習近平一直避免任命中央軍委的文職副主席,他本人曾在2010年至2012年擔任此職,並且可能至少要到2027年第21次黨代表大會才會這樣做,因為這會削弱他自己的權力。新的文職領導人需要時間來確立他作為主席的資歷,並且在命令部隊作戰時的自由度會降低。
習近平的繼任者還將不得不面對他執政初期所面臨的黨軍關係中的同樣功能失調。這包括信息共享不暢、腐敗以及與國家安全機構其他部門同事合作的意願有限。這些問題很可能再次出現的原因是,習近平沒有改變中國黨軍關係的基本結構。與蘇聯獨裁者約瑟夫·史達林(他利用國內安全機構整肅紅軍)不同,習近平允許他的軍隊獨立於外部干預。
習近平通過頻繁出席軍事活動和發表部隊必須學習的著作,發展了「個人崇拜」,從而確立了自己的權威。強調主席負責制是提升自身地位戰略的一部分。但為了實現他的願景,他依賴軍隊自我監督。政治委員 supposed to 捍衛黨的利益,但他們仍然是軍官,而不是外部特工。財務審計也由軍隊內部的專家進行,而不是外部檢查員。習近平還需要依靠軍中人員來執行整肅行動。這些行動由與習近平結盟的軍方人員執行(最著名的是張升民和紀律檢查委員會系統的成員)。
即使在最近的整肅之後,這種基本的自我監督體系仍然存在。文職監督仍然僅限於習近平,軍隊的管理由內部進行。習近平可能避免改變黨軍關係,因為他需要軍方的支持來實現其他目標,例如他2015年至2016年的改革。如果他試圖實施史達林式的外部檢查和平衡,例如派遣國內安全部隊代表來調查軍隊的瀆職行為,他可能會面臨更強烈的反對。
無論他的理由是什麼,他都允許黨的軍隊繼續作為一個孤立的組織運作。
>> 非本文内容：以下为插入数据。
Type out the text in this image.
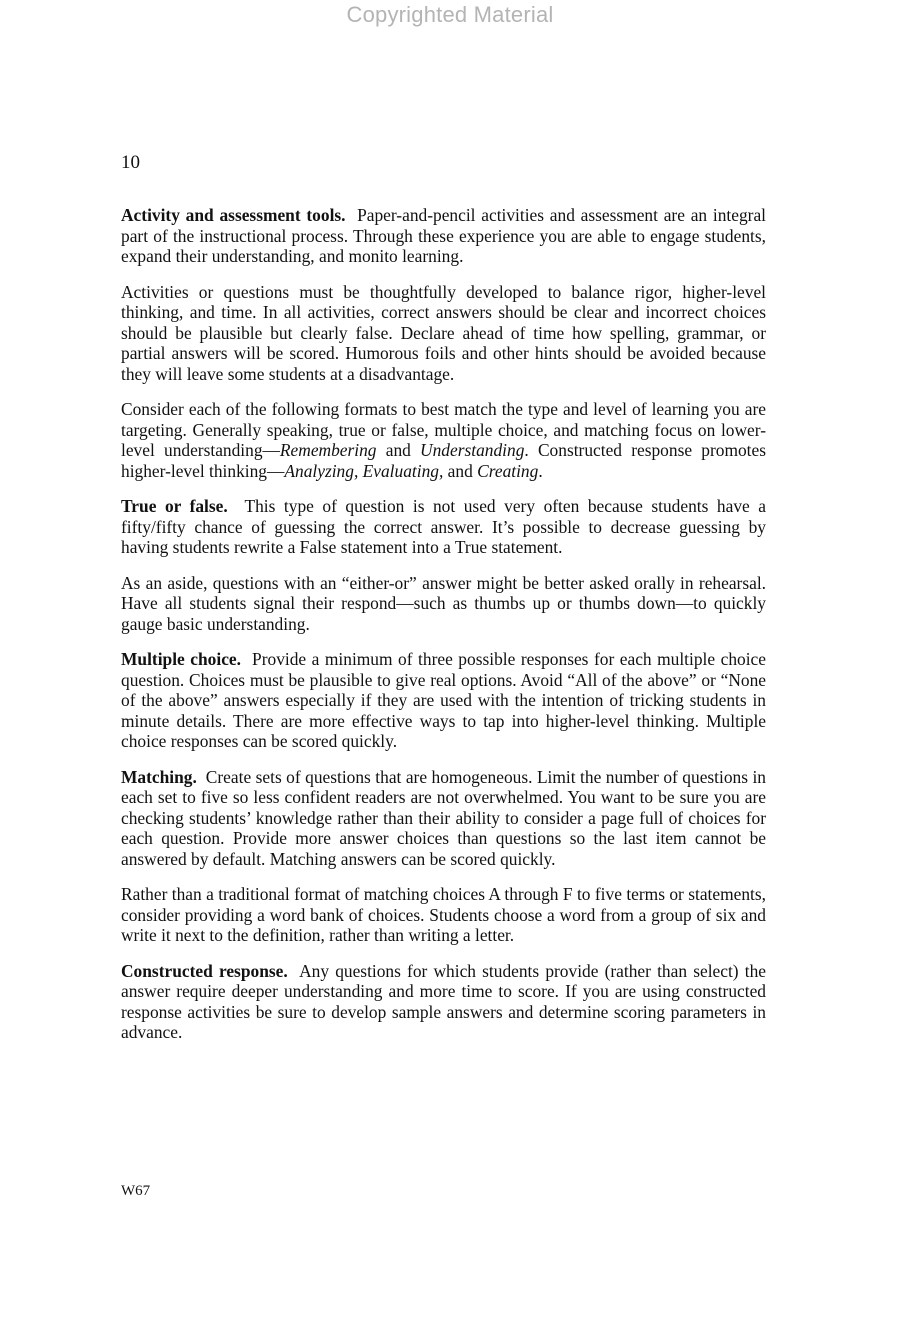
Copyrighted Material
10

Activity and assessment tools. Paper-and-pencil activities and assessment are an integral part of the instructional process. Through these experience you are able to engage students, expand their understanding, and monito learning.

Activities or questions must be thoughtfully developed to balance rigor, higher-level thinking, and time. In all activities, correct answers should be clear and incorrect choices should be plausible but clearly false. Declare ahead of time how spelling, grammar, or partial answers will be scored. Humorous foils and other hints should be avoided because they will leave some students at a disadvantage.

Consider each of the following formats to best match the type and level of learning you are targeting. Generally speaking, true or false, multiple choice, and matching focus on lower-level understanding—Remembering and Understanding. Constructed response promotes higher-level thinking—Analyzing, Evaluating, and Creating.

True or false. This type of question is not used very often because students have a fifty/fifty chance of guessing the correct answer. It’s possible to decrease guessing by having students rewrite a False statement into a True statement.

As an aside, questions with an “either-or” answer might be better asked orally in rehearsal. Have all students signal their respond—such as thumbs up or thumbs down—to quickly gauge basic understanding.

Multiple choice. Provide a minimum of three possible responses for each multiple choice question. Choices must be plausible to give real options. Avoid “All of the above” or “None of the above” answers especially if they are used with the intention of tricking students in minute details. There are more effective ways to tap into higher-level thinking. Multiple choice responses can be scored quickly.

Matching. Create sets of questions that are homogeneous. Limit the number of questions in each set to five so less confident readers are not overwhelmed. You want to be sure you are checking students’ knowledge rather than their ability to consider a page full of choices for each question. Provide more answer choices than questions so the last item cannot be answered by default. Matching answers can be scored quickly.

Rather than a traditional format of matching choices A through F to five terms or statements, consider providing a word bank of choices. Students choose a word from a group of six and write it next to the definition, rather than writing a letter.

Constructed response. Any questions for which students provide (rather than select) the answer require deeper understanding and more time to score. If you are using constructed response activities be sure to develop sample answers and determine scoring parameters in advance.

W67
外部控制僅由他作為中央軍委主席的任期提供,而他的任期將在未來幾年內的某個時候結束。
因此,習近平的繼任者將繼承一支由能幹的將軍組成的軍隊,但這些將軍擁有過多的自主權,並可能重拾舊習。正如學者們所指出的,中國的長期未來將面臨人口趨勢帶來的經濟逆風(黨將在2030年代和2040年代處理),以及中國的對手將擁有新的軍事能力(例如更強大的高超音速武器庫)來對抗進攻性行動。因此,即使軍官的專業性可能比過去更高,繼任者仍然面臨許多其他問題,這些問題可能會阻止他們對台灣採取果斷行動。
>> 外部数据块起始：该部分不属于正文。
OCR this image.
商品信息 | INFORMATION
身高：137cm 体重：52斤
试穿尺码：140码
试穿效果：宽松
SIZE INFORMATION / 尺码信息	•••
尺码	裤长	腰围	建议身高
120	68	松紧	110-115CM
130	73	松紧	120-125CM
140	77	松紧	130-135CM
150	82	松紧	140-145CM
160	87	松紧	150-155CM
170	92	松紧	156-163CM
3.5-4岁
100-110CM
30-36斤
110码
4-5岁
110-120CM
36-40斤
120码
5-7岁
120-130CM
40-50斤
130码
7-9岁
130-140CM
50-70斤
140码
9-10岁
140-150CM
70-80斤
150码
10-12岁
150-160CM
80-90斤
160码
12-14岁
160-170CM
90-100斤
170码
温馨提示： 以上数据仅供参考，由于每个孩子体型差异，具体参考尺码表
習近平本人也在展望這個不確定的未來。他必須考慮他的繼任者將繼承一支什麼樣的軍隊,以及該個人是否能在可能延續到本世紀中葉的任期內通過武力迫使實現統一。軍隊的長期前景黯淡,可能會促使習近平在中期採取更大膽的決策,因為那時他擁有權力和領導力來做出這些決策。
對於中國的對手來說,關鍵將是直接影響習近平的計算。軍事威懾,例如軍事演習和新能力的展示,如果中國軍方領導層過於自信而不願被嚇倒,或者過於害怕習近平而不敢傳達壞消息,將作用甚微。必須由他的外國同行直接向習近平傳達強調賭博台灣的巨大風險的信息,這些風險不僅包括軍事上的,還包括經濟和政治上的。一個有效的溝通例子發生在2023年4月,當時歐洲委員會主席烏爾蘇拉·馮德萊恩警告習近平單方面改變現狀的危險。法國總統埃馬紐埃爾·馬克龍等領導人的言論,暗示他們可能不會介入台灣衝突,這發出了錯誤的信號。2020年代末和2030年代初威懾的本質,將在於西方和其他台灣支持者能否以一種習近平自己的將軍們可能無法做到的方式,向權力說真話。